Por Mikel Pulgarín, Periodista y Consultor de Comunicación
Qué estupefacto se hubiera quedado Juan Luis Guerra, rey del merengue y de la bachata, ante las espectaculares colas formadas por jubilados madrugadores que, a las puertas de las agencias de viajes, hace unas pocas semanas, buscaban ‘visa’ para un sueño. Y cuán equivocada estaba la persona que pronunció por primera vez aquello de “¡juventud divino tesoro!”. A buen seguro que, en aquellos tiempos, el personal desaparecía con cierta celeridad de la faz de la tierra y los mayores constituían una especie en extinción. Pero ¡ay!, ¡cuánto ha cambiado la vida! Nadie contaba con la irrupción del gran espíritu IMSERSO, la medicina que cura todos los males.
Los miles de plazas puestas a disposición de los más mayores, auténticas ‘visas’ para unas vacaciones de ensueño, debidamente subvencionadas, duran menos que un caramelo a la puerta de un colegio (valga la paradoja). En apenas horas no queda ni rastro de los deseados pasajes a la felicidad. Los números no cuadran. O sobran viejos o faltan viajes, o no son todos los que están o no están todos los que son. ¡Qué galimatías!
Las ganas de viajar mostradas en las últimas décadas por el colectivo antes llamado “Tercera Edad”, y ahora “Mayores”, estimuladas por las consignas de que la vida es breve y hay que disfrutarla, y por la creciente incorporación al grupo jubilar de auténticos mozalbetes con ganas de jarana, han hecho preciso aplicar elementos correctores al proceso de reparto, a los que, por otra parte, tan aficionados son los padres de la macroeconomía y de los grandes movimientos de masas.
Y como no hay modelo malo, ni prueba que lo demuestre, el gran espíritu IMSERSO ha optado por copiar la técnica de la EBAU universitaria, salpimentada con algunas dosis del “numerus clausus” que históricamente se ha venido aplicando al acceso a algunas carreras.
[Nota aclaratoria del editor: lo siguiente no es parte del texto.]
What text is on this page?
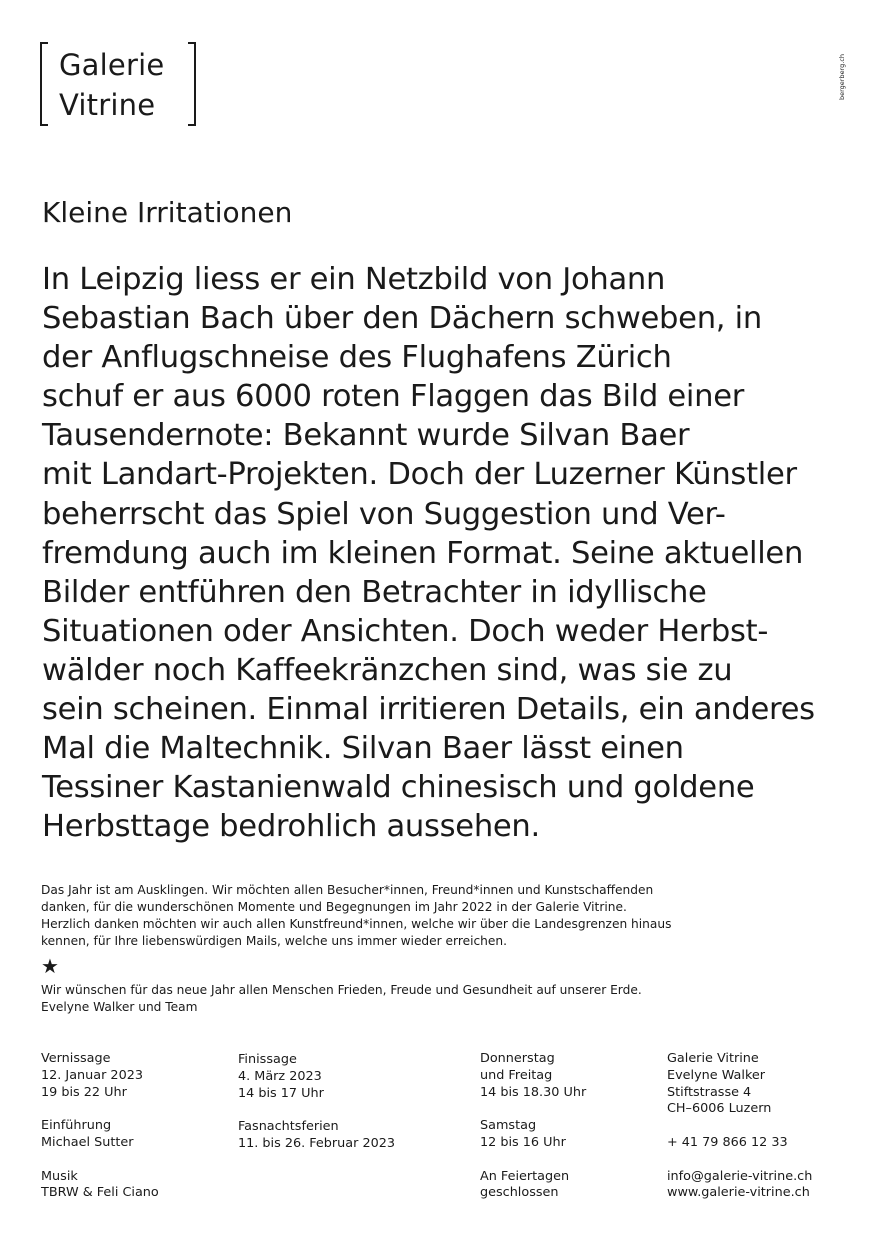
Galerie
Vitrine
bergerberg.ch
Kleine Irritationen
In Leipzig liess er ein Netzbild von Johann
Sebastian Bach über den Dächern schweben, in
der Anflugschneise des Flughafens Zürich
schuf er aus 6000 roten Flaggen das Bild einer
Tausendernote: Bekannt wurde Silvan Baer
mit Landart-Projekten. Doch der Luzerner Künstler
beherrscht das Spiel von Suggestion und Ver-
fremdung auch im kleinen Format. Seine aktuellen
Bilder entführen den Betrachter in idyllische
Situationen oder Ansichten. Doch weder Herbst-
wälder noch Kaffeekränzchen sind, was sie zu
sein scheinen. Einmal irritieren Details, ein anderes
Mal die Maltechnik. Silvan Baer lässt einen
Tessiner Kastanienwald chinesisch und goldene
Herbsttage bedrohlich aussehen.
Das Jahr ist am Ausklingen. Wir möchten allen Besucher*innen, Freund*innen und Kunstschaffenden
danken, für die wunderschönen Momente und Begegnungen im Jahr 2022 in der Galerie Vitrine.
Herzlich danken möchten wir auch allen Kunstfreund*innen, welche wir über die Landesgrenzen hinaus
kennen, für Ihre liebenswürdigen Mails, welche uns immer wieder erreichen.
★
Wir wünschen für das neue Jahr allen Menschen Frieden, Freude und Gesundheit auf unserer Erde.
Evelyne Walker und Team
Vernissage
12. Januar 2023
19 bis 22 Uhr
Einführung
Michael Sutter
Musik
TBRW & Feli Ciano
Finissage
4. März 2023
14 bis 17 Uhr
Fasnachtsferien
11. bis 26. Februar 2023
Donnerstag
und Freitag
14 bis 18.30 Uhr
Samstag
12 bis 16 Uhr
An Feiertagen
geschlossen
Galerie Vitrine
Evelyne Walker
Stiftstrasse 4
CH–6006 Luzern
+ 41 79 866 12 33
info@galerie-vitrine.ch
www.galerie-vitrine.ch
De ello resulta que los primeros siempre son los primeros y los últimos, pues eso, los últimos. Lo cual, en una traducción correcta, viene a significar que la que llega antes se va de vacaciones a las Islas Baleares en el mes de septiembre, y al que se le pegan las sábanas le otorgan plaza para enero en un páramo soriano.
Conocedores de esta máxima avalada por la experiencia, nuestros mayores, o jóvenes maduros, como guste, acostumbrados a las cornadas de la vida y a los madrugones del turno de mañana, saltan de la cama con la energía que sólo da el estar exento de fichar. En la mente, una idea clara: ¡Al que madruga, Dios le ayuda! Habituados a las colas del racionamiento y a las aglomeraciones para sacar entradas de cine, en aquella época en la que televisión era una atracción de feria, se arman de paciencia y se reconfortan con aquello de que “tarde no es y prisa no tenemos”. Saben que hay que esperar pero que, al final, obtendrán su recompensa.
Pero ¡ay!, la tecnología, el sino de los nuevos tiempos que todo lo corrompe y nada perdona, acecha a la vuelta de la esquina. El ventanillero, ese personaje de toda la vida, sujeto cuasi familiar que, al servicio del público, vive enclaustrado en un espacio que desafia las leyes de la física, desaparece un día, del que ya casi nadie se acuerda, y es sustituido por Internet y sus múltiples terminales, que pronto se adueñan de las ‘visas’ para soñar. Y, a partir de ese momento, el terror del jubilado pasa a ser esa impertérrita pantalla, táctil o analógica, que, parpadeando, emite signos luminosos en los que se puede leer: “completo”. Terrible instante en el que las soleadas y calientes arenas se tornan ventisca y fría nieve, y en el que la mente, anonadada por el impacto, cree escuchar aquello de: “buscando ‘visa’ a la necesidad, buscando ‘visa’ que rabia me da, buscando ‘visa’ golpe de poder, buscando ‘visa’ qué más puedo hacer, buscando ‘visa’ para naufragar…”.